Debajo, Sedna mecía el mar para hacerlo dormir. Afuera, los espíritus del aire amontonaban nieve, sobre la pequeña cúpula, reforzándola. Podrían matar un perro para los perros y otro para ellos mismos. Después entrarían en hibernación dejando enfriar sus cuerpos y abandonándose al sueño, de modo tal que las reservas de grasa bajo la piel se quemaran lentamente y durasen tal vez hasta el alba de la primavera, cuando las primeras focas volviesen a emerger del mar.
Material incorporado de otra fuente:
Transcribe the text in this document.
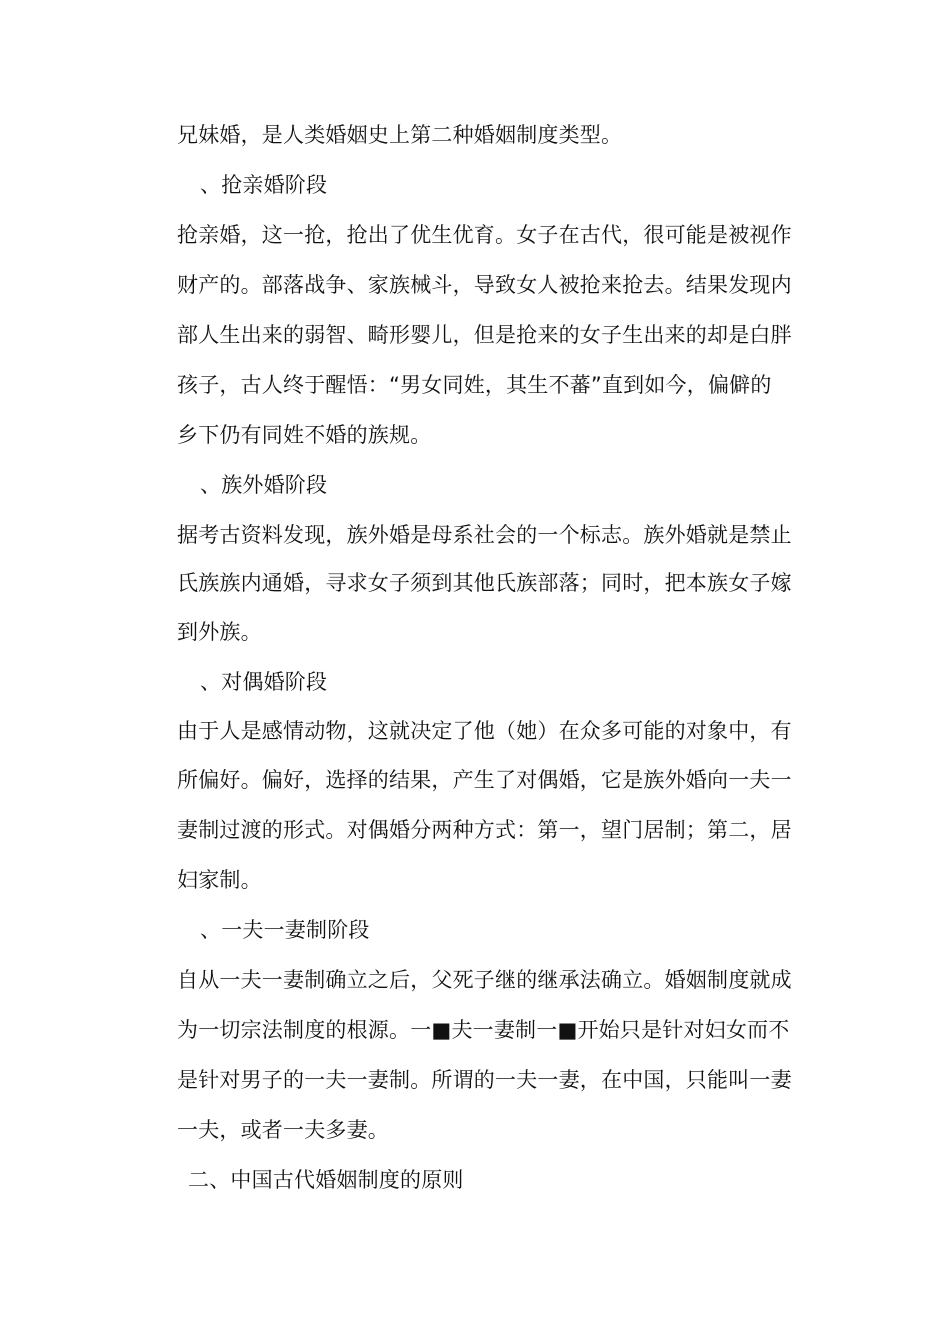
兄妹婚，是人类婚姻史上第二种婚姻制度类型。
、抢亲婚阶段
抢亲婚，这一抢，抢出了优生优育。女子在古代，很可能是被视作
财产的。部落战争、家族械斗，导致女人被抢来抢去。结果发现内
部人生出来的弱智、畸形婴儿，但是抢来的女子生出来的却是白胖
孩子，古人终于醒悟：“男女同姓，其生不蕃”直到如今，偏僻的
乡下仍有同姓不婚的族规。
、族外婚阶段
据考古资料发现，族外婚是母系社会的一个标志。族外婚就是禁止
氏族族内通婚，寻求女子须到其他氏族部落；同时，把本族女子嫁
到外族。
、对偶婚阶段
由于人是感情动物，这就决定了他（她）在众多可能的对象中，有
所偏好。偏好，选择的结果，产生了对偶婚，它是族外婚向一夫一
妻制过渡的形式。对偶婚分两种方式：第一，望门居制；第二，居
妇家制。
、一夫一妻制阶段
自从一夫一妻制确立之后，父死子继的继承法确立。婚姻制度就成
为一切宗法制度的根源。一■夫一妻制一■开始只是针对妇女而不
是针对男子的一夫一妻制。所谓的一夫一妻，在中国，只能叫一妻
一夫，或者一夫多妻。
二、中国古代婚姻制度的原则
Y una vez que hubiesen matado una foca estarían a salvo. Se llenarían de su carne hasta sentirla salir por sus narices, y su circulación enardecida les teñiría el blanco de los ojos y los lóbulos de las orejas. Con los huesos y carne de la foca, y no con sus propias materias orgánicas congeladas, podrían construir los instrumentos necesarios para procurarse más fácilmente otras focas y completar sus provisiones.
Lo habían logrado en el pasado. No era imposible hacerlo ahora.
En realidad, cuando abandonaron sus cuerpos rígidos a la dulzura del letargo, no sabían si aquel era su último iglú. Pero sabían sin lugar a dudas que su último iglú sería idéntico a ése.